St Louis Refinancing Professionals Think That The Economy May Be Headed For Another Crash
Reports are brewing on Capitol Hill that this economic system may be heading into a deeper recession though millions feel the worst is over.
The FHA or Federal Housing Administration has been in hot water over the last 18 months but went ahead and made the choice to allow property flipping.
St Louis mortgage analysts are actually giving the FHA credit for making this breakthrough decision which may prove to be useful to the economy.
The solution that the FHA believes will hopefully stop one other economic crash would be to move much more properties rather quickly.
On the surface, there are many essential reasons for moving this housing market forward.
1. Until the real estate market in general finally stabilizes, attention will have to be shown to the adjustable rate mortgage (ARM) catastrophe that is soon to hit.
With this next unstoppable wave of Option ARM St Louis home loans coming due and since hundreds of thousands of property owners in this situation have negative home values, refinancing will almost certainly not be an option.
The FHA has already anticipated the large surge in short sales for 2010 as being a possible solution.
2. Municipalities Will Be In Default - Nobody could have imagined the severity of cash flow issues county and township officers would be facing due to great amounts of tax defaults.
Property owners who are at present in a negative equity position will fare even worse as more and more counties and townships go broke.
3. Industrial Real Estate Will Be Hit Hard - The St Louis commercial lending market will likely be facing a similar monetary crisis as its sister market suffered within the residential sector.

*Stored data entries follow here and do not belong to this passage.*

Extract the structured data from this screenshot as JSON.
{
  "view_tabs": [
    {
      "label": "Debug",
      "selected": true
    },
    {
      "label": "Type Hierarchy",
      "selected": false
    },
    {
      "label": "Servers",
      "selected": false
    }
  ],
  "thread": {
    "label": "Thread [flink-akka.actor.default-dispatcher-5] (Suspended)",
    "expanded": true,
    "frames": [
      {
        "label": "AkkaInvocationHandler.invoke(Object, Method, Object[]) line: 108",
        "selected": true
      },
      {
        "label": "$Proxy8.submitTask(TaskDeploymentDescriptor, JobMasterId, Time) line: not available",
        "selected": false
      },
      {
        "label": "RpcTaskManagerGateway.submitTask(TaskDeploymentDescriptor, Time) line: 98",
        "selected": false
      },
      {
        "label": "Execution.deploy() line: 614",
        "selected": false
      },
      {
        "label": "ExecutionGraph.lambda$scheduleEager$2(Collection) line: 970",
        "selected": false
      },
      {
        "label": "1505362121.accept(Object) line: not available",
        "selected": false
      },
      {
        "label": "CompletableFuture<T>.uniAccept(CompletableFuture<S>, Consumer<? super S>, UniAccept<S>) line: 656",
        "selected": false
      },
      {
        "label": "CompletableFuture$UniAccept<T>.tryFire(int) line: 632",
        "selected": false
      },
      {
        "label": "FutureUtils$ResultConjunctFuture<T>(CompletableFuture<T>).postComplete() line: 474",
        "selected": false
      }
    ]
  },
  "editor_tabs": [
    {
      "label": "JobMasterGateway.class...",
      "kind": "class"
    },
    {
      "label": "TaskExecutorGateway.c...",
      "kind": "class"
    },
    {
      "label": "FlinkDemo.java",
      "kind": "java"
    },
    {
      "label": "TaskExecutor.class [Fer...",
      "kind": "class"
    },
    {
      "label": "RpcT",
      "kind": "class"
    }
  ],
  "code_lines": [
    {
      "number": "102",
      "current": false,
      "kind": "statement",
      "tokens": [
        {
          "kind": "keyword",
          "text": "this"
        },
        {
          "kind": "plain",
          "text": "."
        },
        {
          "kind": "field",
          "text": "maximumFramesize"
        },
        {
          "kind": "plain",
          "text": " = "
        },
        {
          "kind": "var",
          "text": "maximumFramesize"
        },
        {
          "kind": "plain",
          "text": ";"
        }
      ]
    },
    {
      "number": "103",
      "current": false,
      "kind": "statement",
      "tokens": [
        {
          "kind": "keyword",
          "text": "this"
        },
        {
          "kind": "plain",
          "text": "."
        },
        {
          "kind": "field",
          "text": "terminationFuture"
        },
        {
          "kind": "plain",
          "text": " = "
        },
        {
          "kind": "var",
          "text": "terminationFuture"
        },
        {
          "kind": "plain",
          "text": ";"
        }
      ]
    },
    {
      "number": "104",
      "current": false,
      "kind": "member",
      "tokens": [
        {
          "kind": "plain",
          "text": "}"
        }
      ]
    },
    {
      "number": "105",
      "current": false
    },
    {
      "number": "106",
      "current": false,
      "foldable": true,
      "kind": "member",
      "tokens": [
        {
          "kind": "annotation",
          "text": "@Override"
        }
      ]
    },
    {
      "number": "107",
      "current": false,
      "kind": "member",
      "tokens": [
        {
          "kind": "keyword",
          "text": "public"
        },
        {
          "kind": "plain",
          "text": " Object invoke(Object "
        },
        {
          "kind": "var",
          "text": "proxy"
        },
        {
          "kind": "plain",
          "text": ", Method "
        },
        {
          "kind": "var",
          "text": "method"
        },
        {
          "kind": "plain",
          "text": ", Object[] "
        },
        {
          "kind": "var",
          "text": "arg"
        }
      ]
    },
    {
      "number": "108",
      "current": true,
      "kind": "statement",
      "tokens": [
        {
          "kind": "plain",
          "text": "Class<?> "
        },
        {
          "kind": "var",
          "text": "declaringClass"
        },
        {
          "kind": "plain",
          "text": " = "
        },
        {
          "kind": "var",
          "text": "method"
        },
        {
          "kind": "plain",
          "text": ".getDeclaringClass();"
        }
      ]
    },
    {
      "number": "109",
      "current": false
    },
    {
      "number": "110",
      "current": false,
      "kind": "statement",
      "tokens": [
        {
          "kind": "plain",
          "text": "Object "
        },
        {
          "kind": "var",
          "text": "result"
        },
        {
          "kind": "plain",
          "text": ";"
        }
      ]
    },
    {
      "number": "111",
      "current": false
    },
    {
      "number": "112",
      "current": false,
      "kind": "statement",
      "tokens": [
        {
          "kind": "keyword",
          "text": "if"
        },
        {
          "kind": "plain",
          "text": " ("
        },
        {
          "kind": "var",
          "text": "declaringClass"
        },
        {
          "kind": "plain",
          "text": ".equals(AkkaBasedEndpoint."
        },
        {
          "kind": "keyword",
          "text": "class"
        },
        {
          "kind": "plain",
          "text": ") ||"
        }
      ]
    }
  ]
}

The second largest chain of malls has already declared bankruptcy. Responsibilities needing refinancing in the industrial market are totaling in the trillions.
The demoralizing factor will be that many of these industrial properties will not qualify for refinancing not because of cash flow issues but due to negative equity.
4. Loans modifications have failed miserably - The intentions were good however all in all, they have failed since most did not give meaningful principal reductions to the homeowner. A great number of these consumers who are significantly underwater would re-default on their loans.
And as far as the growing number of home owners who are underwater or have a negative equity is concerned, a large number of them have thrown in the towel and worked out an agreement with their own lender where they voluntarily sent their keys back to them.
Not surprisingly, you will find a number of banks and lenders who are encouraging home owners to enter this self-eviction type process by turning in their keys. If the house is in fine condition, most financial institutions would not require them to pay any future losses.
The St Louis Refinancing Group news team believes this is in the banks best interest simply because this will ultimately save them time and money in lieu of a more formal foreclosure procedure. This may save the financial system from the next more serious financial crash.